Q: Why are you the best person to write this book?
A: I have served as a business advisor to small to medium businesses with revenues of $500,000 to $80 Million and now provide interim management services to this same group. I have acquisition experience – I purchased one company, am pursuing other acquisitions, and advise on acquisitions. Over the last four years I have helped companies obtain over $20 Million in financing and over $31 Million in contracts and purchase orders. I also have an MBA in Finance and Entrepreneurial Management from the Wharton School of Business at the University of Pennsylvania. In prior positions I evaluated and valued small companies and led investments in or purchases of small companies.
But the main reason I believe I am the best person to write this book is because I kept getting the same questions as well as seeing companies make the same mistakes over and over again, simply because they were not aware of all their alternatives. So I wrote the book.
The idea to write the book took seed when I created a Financial Roundtable Forum hosting expert speakers on a monthly basis to discuss the ins-and-outs of financing options. Once a year we produced multi-person debt panels and equity panels where experts fielded questions from the audience. I also spoke at a number of small business-related association meetings and conferences. Once again, I kept answering the same questions providing illustrations and examples to help elucidate the issues and alternatives to clients and audience members. I started writing down these answers, which evolved into writing Solving the Capital Equation: Financing Solutions for Small Businesses.
Q: How is this book different from other books on this topic?
A: Solving the Capital Equation: Financing Solutions for Small Businesses sets itself apart by presenting case studies to illustrate common problems and solutions to those problems.
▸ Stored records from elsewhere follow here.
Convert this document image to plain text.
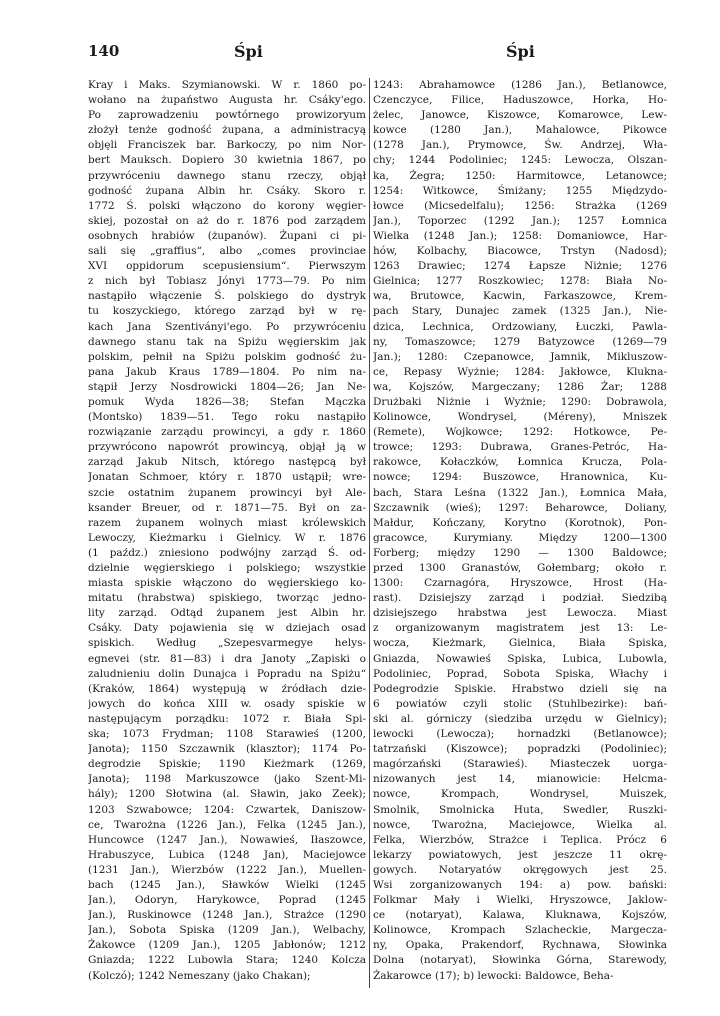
140	Śpi	Śpi
Kray i Maks. Szymianowski. W r. 1860 po-
wołano na żupaństwo Augusta hr. Csáky'ego.
Po zaprowadzeniu powtórnego prowizoryum
złożył tenże godność żupana, a administracyą
objęli Franciszek bar. Barkoczy, po nim Nor-
bert Mauksch. Dopiero 30 kwietnia 1867, po
przywróceniu dawnego stanu rzeczy, objął
godność żupana Albin hr. Csáky. Skoro r.
1772 Ś. polski włączono do korony węgier-
skiej, pozostał on aż do r. 1876 pod zarządem
osobnych hrabiów (żupanów). Żupani ci pi-
sali się „graffius“, albo „comes provinciae
XVI oppidorum scepusiensium“. Pierwszym
z nich był Tobiasz Jónyi 1773—79. Po nim
nastąpiło włączenie Ś. polskiego do dystryk
tu koszyckiego, którego zarząd był w rę-
kach Jana Szentiványi'ego. Po przywróceniu
dawnego stanu tak na Spiżu węgierskim jak
polskim, pełnił na Spiżu polskim godność żu-
pana Jakub Kraus 1789—1804. Po nim na-
stąpił Jerzy Nosdrowicki 1804—26; Jan Ne-
pomuk Wyda 1826—38; Stefan Mączka
(Montsko) 1839—51. Tego roku nastąpiło
rozwiązanie zarządu prowincyi, a gdy r. 1860
przywrócono napowrót prowincyą, objął ją w
zarząd Jakub Nitsch, którego następcą był
Jonatan Schmoer, który r. 1870 ustąpił; wre-
szcie ostatnim żupanem prowincyi był Ale-
ksander Breuer, od r. 1871—75. Był on za-
razem żupanem wolnych miast królewskich
Lewoczy, Kieżmarku i Gielnicy. W r. 1876
(1 paźdz.) zniesiono podwójny zarząd Ś. od-
dzielnie węgierskiego i polskiego; wszystkie
miasta spiskie włączono do węgierskiego ko-
mitatu (hrabstwa) spiskiego, tworząc jedno-
lity zarząd. Odtąd żupanem jest Albin hr.
Csáky. Daty pojawienia się w dziejach osad
spiskich. Według „Szepesvarmegye helys-
egnevei (str. 81—83) i dra Janoty „Zapiski o
zaludnieniu dolin Dunajca i Popradu na Spiżu“
(Kraków, 1864) występują w źródłach dzie-
jowych do końca XIII w. osady spiskie w
następującym porządku: 1072 r. Biała Spi-
ska; 1073 Frydman; 1108 Starawieś (1200,
Janota); 1150 Szczawnik (klasztor); 1174 Po-
degrodzie Spiskie; 1190 Kieżmark (1269,
Janota); 1198 Markuszowce (jako Szent-Mi-
hály); 1200 Słotwina (al. Sławin, jako Zeek);
1203 Szwabowce; 1204: Czwartek, Daniszow-
ce, Twarożna (1226 Jan.), Felka (1245 Jan.),
Huncowce (1247 Jan.), Nowawieś, Iłaszowce,
Hrabuszyce, Lubica (1248 Jan), Maciejowce
(1231 Jan.), Wierzbów (1222 Jan.), Muellen-
bach (1245 Jan.), Sławków Wielki (1245
Jan.), Odoryn, Harykowce, Poprad (1245
Jan.), Ruskinowce (1248 Jan.), Strażce (1290
Jan.), Sobota Spiska (1209 Jan.), Welbachy,
Żakowce (1209 Jan.), 1205 Jabłonów; 1212
Gniazda; 1222 Lubowla Stara; 1240 Kolcza
(Kolczó); 1242 Nemeszany (jako Chakan);
1243: Abrahamowce (1286 Jan.), Betlanowce,
Czenczyce, Filice, Haduszowce, Horka, Ho-
żelec, Janowce, Kiszowce, Komarowce, Lew-
kowce (1280 Jan.), Mahalowce, Pikowce
(1278 Jan.), Prymowce, Św. Andrzej, Wła-
chy; 1244 Podoliniec; 1245: Lewocza, Olszan-
ka, Żegra; 1250: Harmitowce, Letanowce;
1254: Witkowce, Śmiżany; 1255 Międzydo-
łowce (Micsedelfalu); 1256: Strażka (1269
Jan.), Toporzec (1292 Jan.); 1257 Łomnica
Wielka (1248 Jan.); 1258: Domaniowce, Har-
hów, Kolbachy, Biacowce, Trstyn (Nadosd);
1263 Drawiec; 1274 Łapsze Niżnie; 1276
Gielnica; 1277 Roszkowiec; 1278: Biała No-
wa, Brutowce, Kacwin, Farkaszowce, Krem-
pach Stary, Dunajec zamek (1325 Jan.), Nie-
dzica, Lechnica, Ordzowiany, Łuczki, Pawla-
ny, Tomaszowce; 1279 Batyzowce (1269—79
Jan.); 1280: Czepanowce, Jamnik, Mikluszow-
ce, Repasy Wyżnie; 1284: Jakłowce, Klukna-
wa, Kojszów, Margeczany; 1286 Żar; 1288
Drużbaki Niżnie i Wyżnie; 1290: Dobrawola,
Kolinowce, Wondrysel, (Méreny), Mniszek
(Remete), Wojkowce; 1292: Hotkowce, Pe-
trowce; 1293: Dubrawa, Granes-Petróc, Ha-
rakowce, Kołaczków, Łomnica Krucza, Pola-
nowce; 1294: Buszowce, Hranownica, Ku-
bach, Stara Leśna (1322 Jan.), Łomnica Mała,
Szczawnik (wieś); 1297: Beharowce, Doliany,
Małdur, Kończany, Korytno (Korotnok), Pon-
gracowce, Kurymiany. Między 1200—1300
Forberg; między 1290 — 1300 Baldowce;
przed 1300 Granastów, Gołembarg; około r.
1300: Czarnagóra, Hryszowce, Hrost (Ha-
rast). Dzisiejszy zarząd i podział. Siedzibą
dzisiejszego hrabstwa jest Lewocza. Miast
z organizowanym magistratem jest 13: Le-
wocza, Kieżmark, Gielnica, Biała Spiska,
Gniazda, Nowawieś Spiska, Lubica, Lubowla,
Podoliniec, Poprad, Sobota Spiska, Włachy i
Podegrodzie Spiskie. Hrabstwo dzieli się na
6 powiatów czyli stolic (Stuhlbezirke): bań-
ski al. górniczy (siedziba urzędu w Gielnicy);
lewocki (Lewocza); hornadzki (Betlanowce);
tatrzański (Kiszowce); popradzki (Podoliniec);
magórzański (Starawieś). Miasteczek uorga-
nizowanych jest 14, mianowicie: Helcma-
nowce, Krompach, Wondrysel, Muiszek,
Smolnik, Smolnicka Huta, Swedler, Ruszki-
nowce, Twarożna, Maciejowce, Wielka al.
Felka, Wierzbów, Strażce i Teplica. Prócz 6
lekarzy powiatowych, jest jeszcze 11 okrę-
gowych. Notaryatów okręgowych jest 25.
Wsi zorganizowanych 194: a) pow. bański:
Folkmar Mały i Wielki, Hryszowce, Jaklow-
ce (notaryat), Kalawa, Kluknawa, Kojszów,
Kolinowce, Krompach Szlacheckie, Margecza-
ny, Opaka, Prakendorf, Rychnawa, Słowinka
Dolna (notaryat), Słowinka Górna, Starewody,
Żakarowce (17); b) lewocki: Baldowce, Beha-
There are over 25 case studies of different types of companies – service, manufacturing, distribution – in various stages of maturity and growth. Another way the book distinguishes itself is by presenting various scenarios of when to use each financing option. In addition, a portion of the book is devoted to listing a variety of options to consider as the business matures and grows, given the type of business.
There are many books on the market that talk about approaching banks, pursuing grants, or using private placements to raise money. These all walk through the how-to but none address the when or why nor do they provide examples. Most business owners have not been in school for some time yet the finance books use a more academic approach. Those who are out there living what’s in books do best when presented with knowledge formatted in the way they live and learn. That’s what this book provides.
Q: Is there anything else we should know about this book?
A: Solving the Capital Equation assists company leaders in finding answers to whom, what, when and how to finance their small- to medium-sized businesses. Straightforward and simple to understand, the book guides readers through complex issues in an intelligent and useful manner.